In a way, it is understandable that this young woman - who appears to have remained a gracious and modest individual despite her global celebrity - has nevertheless become a permanent lightning rod for the muddled grievances, conspiracy theories and thwarted ambitions of a struggling society where many people look to "foreign hands" to blame for their problems and may resent the limelight that comes to some, but only a few, of those who have suffered.

By some estimates, more than 30,000 Pakistanis have been killed in a decade of terrorism and conflict. Yousafzai survived and then went on to become a best-selling author, a winner of numerous international prizes and a UN Messenger of Peace. Time magazine named her three years running as one of the most influential people in the world, and in July she was listed as one of its most "influential teens" alongside Kylie and Kendall Jenner. She even had an asteroid named after her. Now she is going to Oxford to study philosophy and politics.

In an 18 August essay in Pakistan Today, titled, "Why are Pakistanis upset at Malala getting into Oxford?" Syed Murtaza described an "umbrella" of "Malala hate," an emotional phenomenon in which the outspoken young crusader has become a stand-in for everything many Pakistanis fear and resent - from drone strikes to Western freedoms. "It is commonplace in Pakistan to attribute everything Malala has accomplished... to a grand scheme by international powers that only seek to defame the country," he wrote.

Actually, public opinion polls have shown that many Pakistanis admire and respect her, according to a 2014 report by Maham Javaid, a Pakistani-American journalist, published by Al Jazeera America. When Yousafzai was nominated for the Nobel Peace Prize, one poll showed 44 percent of people were pleased, 44 percent ambivalent, and 11 percent unhappy. But later, when her autobiography was published in 2013, some Pakistanis, especially religious clerics and conservative TV anchors, charged that she had defamed Pakistan and Islam. The book was banned in thousands of private schools.

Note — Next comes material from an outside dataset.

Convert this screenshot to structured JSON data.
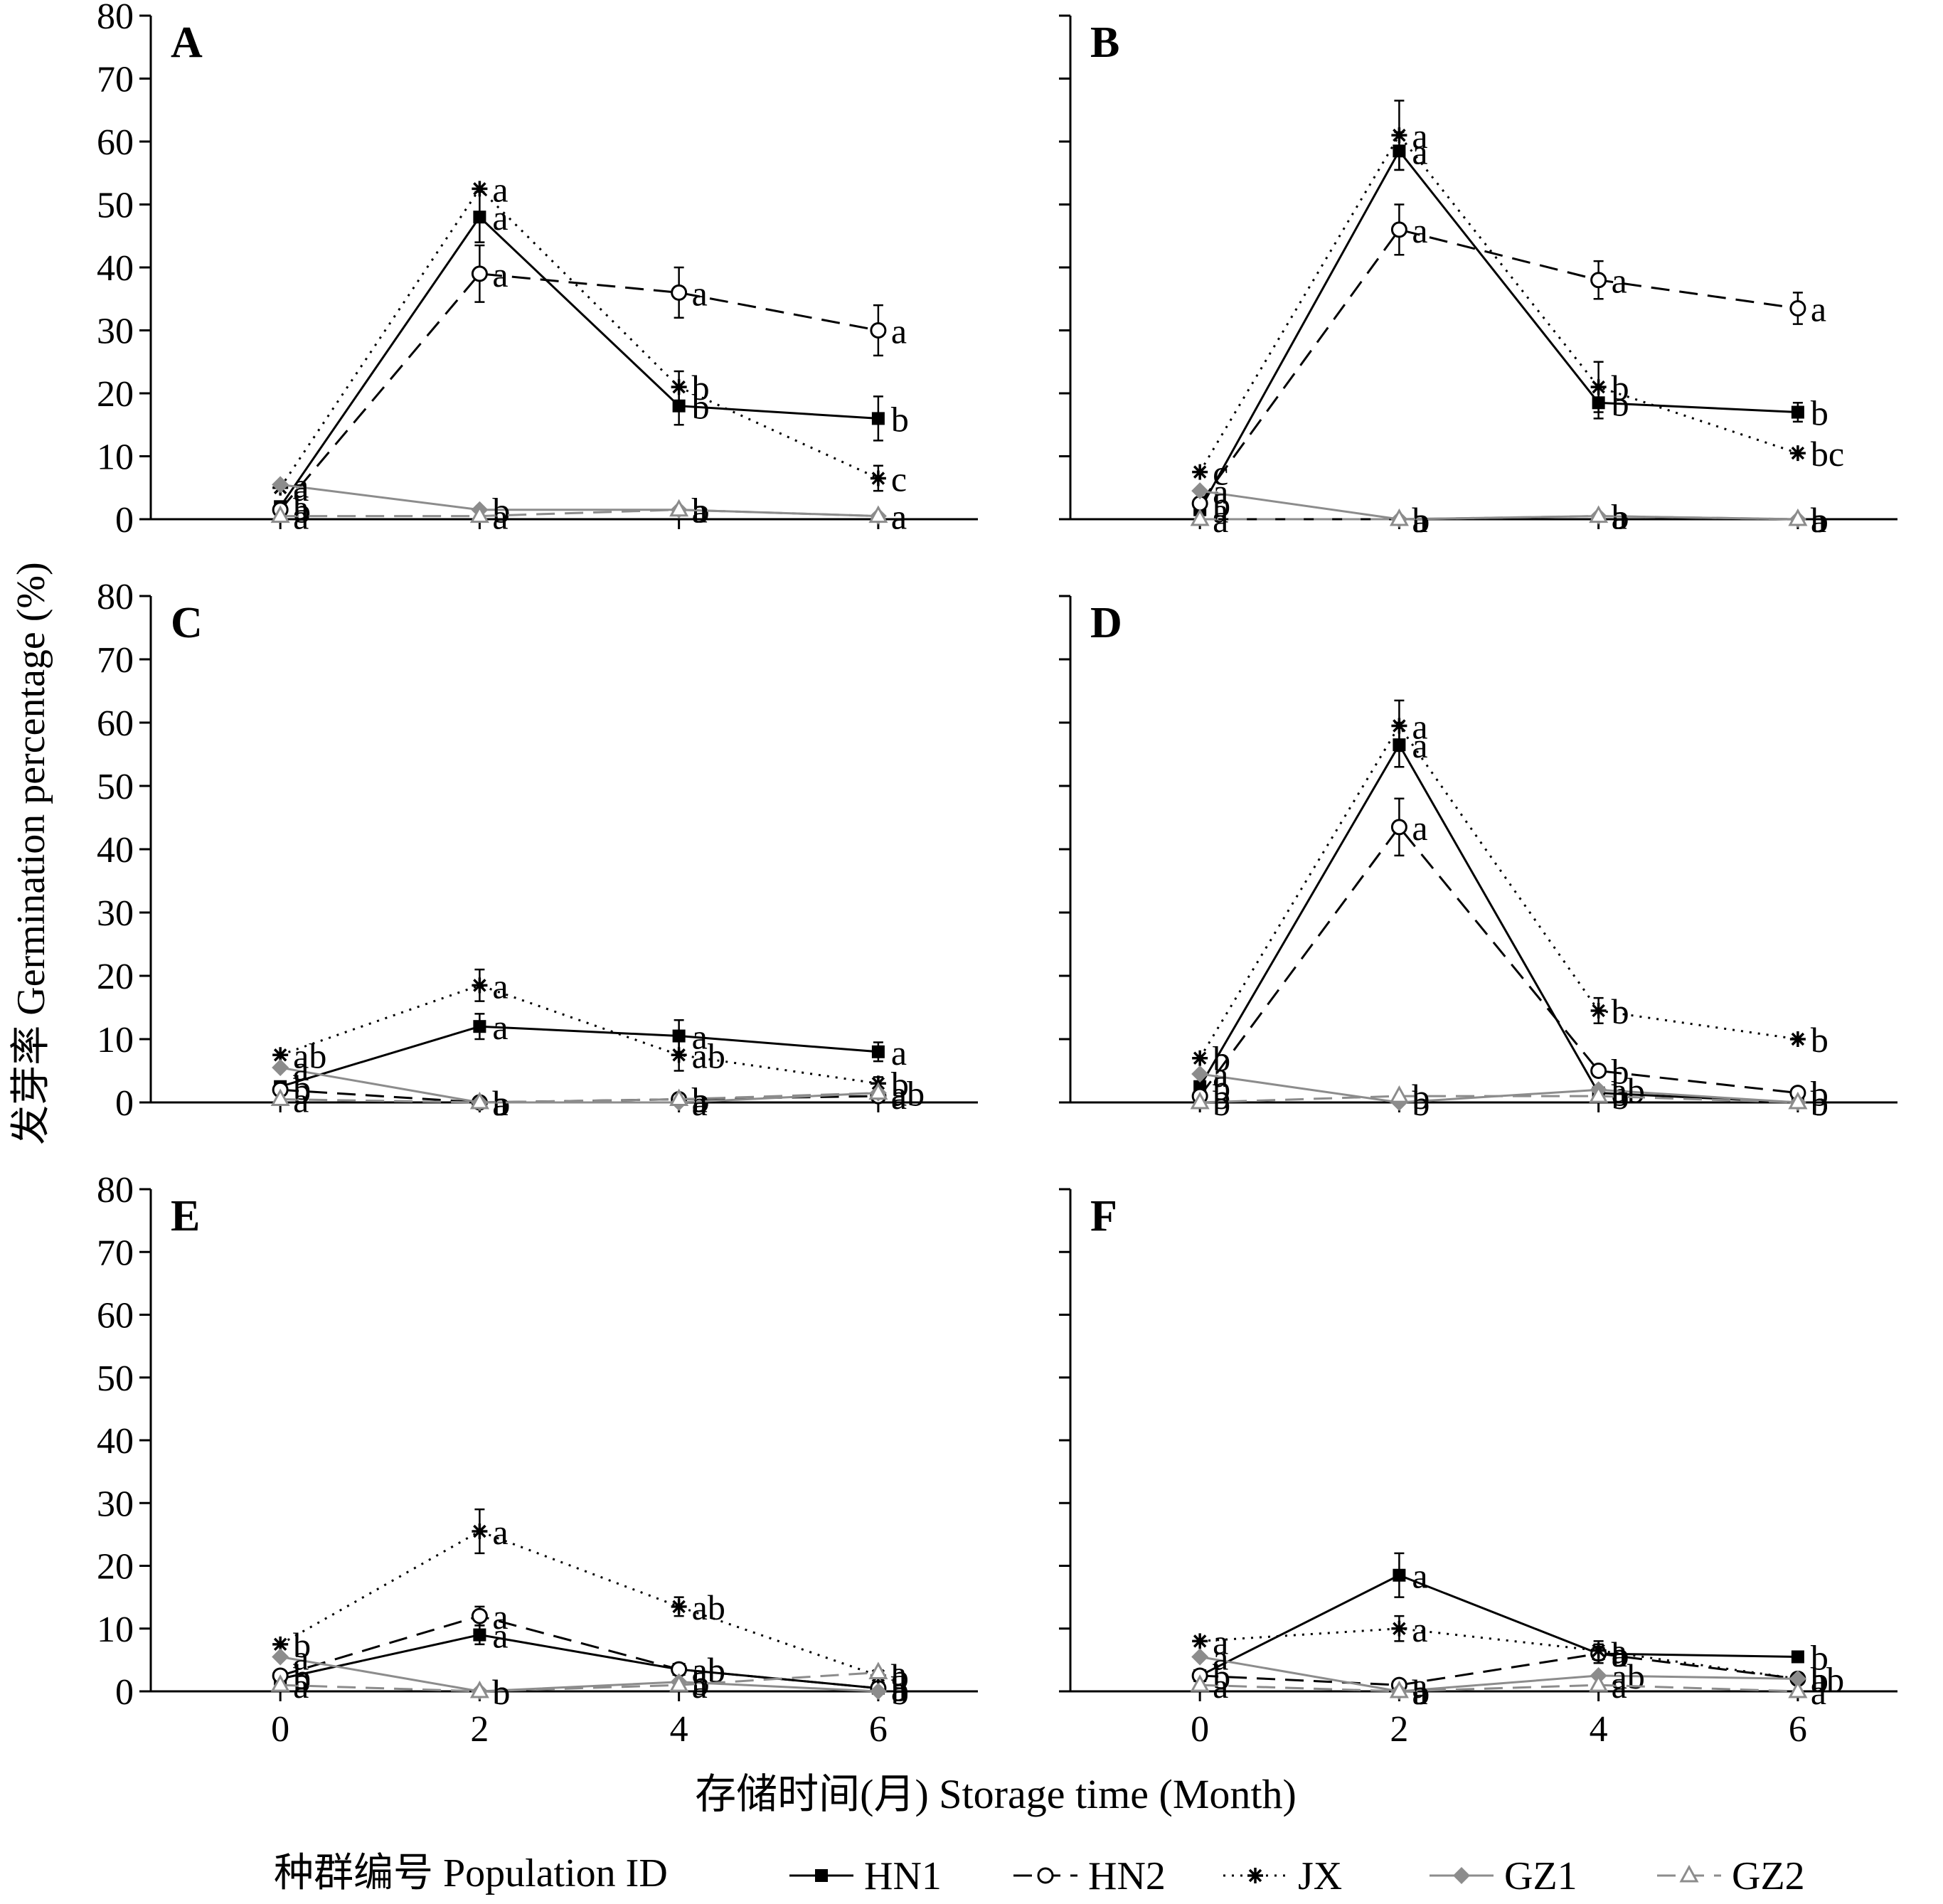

The main problem, Javaid wrote, is that while many Pakistanis "stand behind her" and cheer her crusade, others "appear unable to distinguish between Malala's brave resolve to fight for what she believes in and the Western accolades she has received for displaying this courage." If Pakistan shuns Yousafzai, she added, "we Pakistanis will be the ones who lose yet another hero... Malala is a true champion, and Pakistan should hold on to her."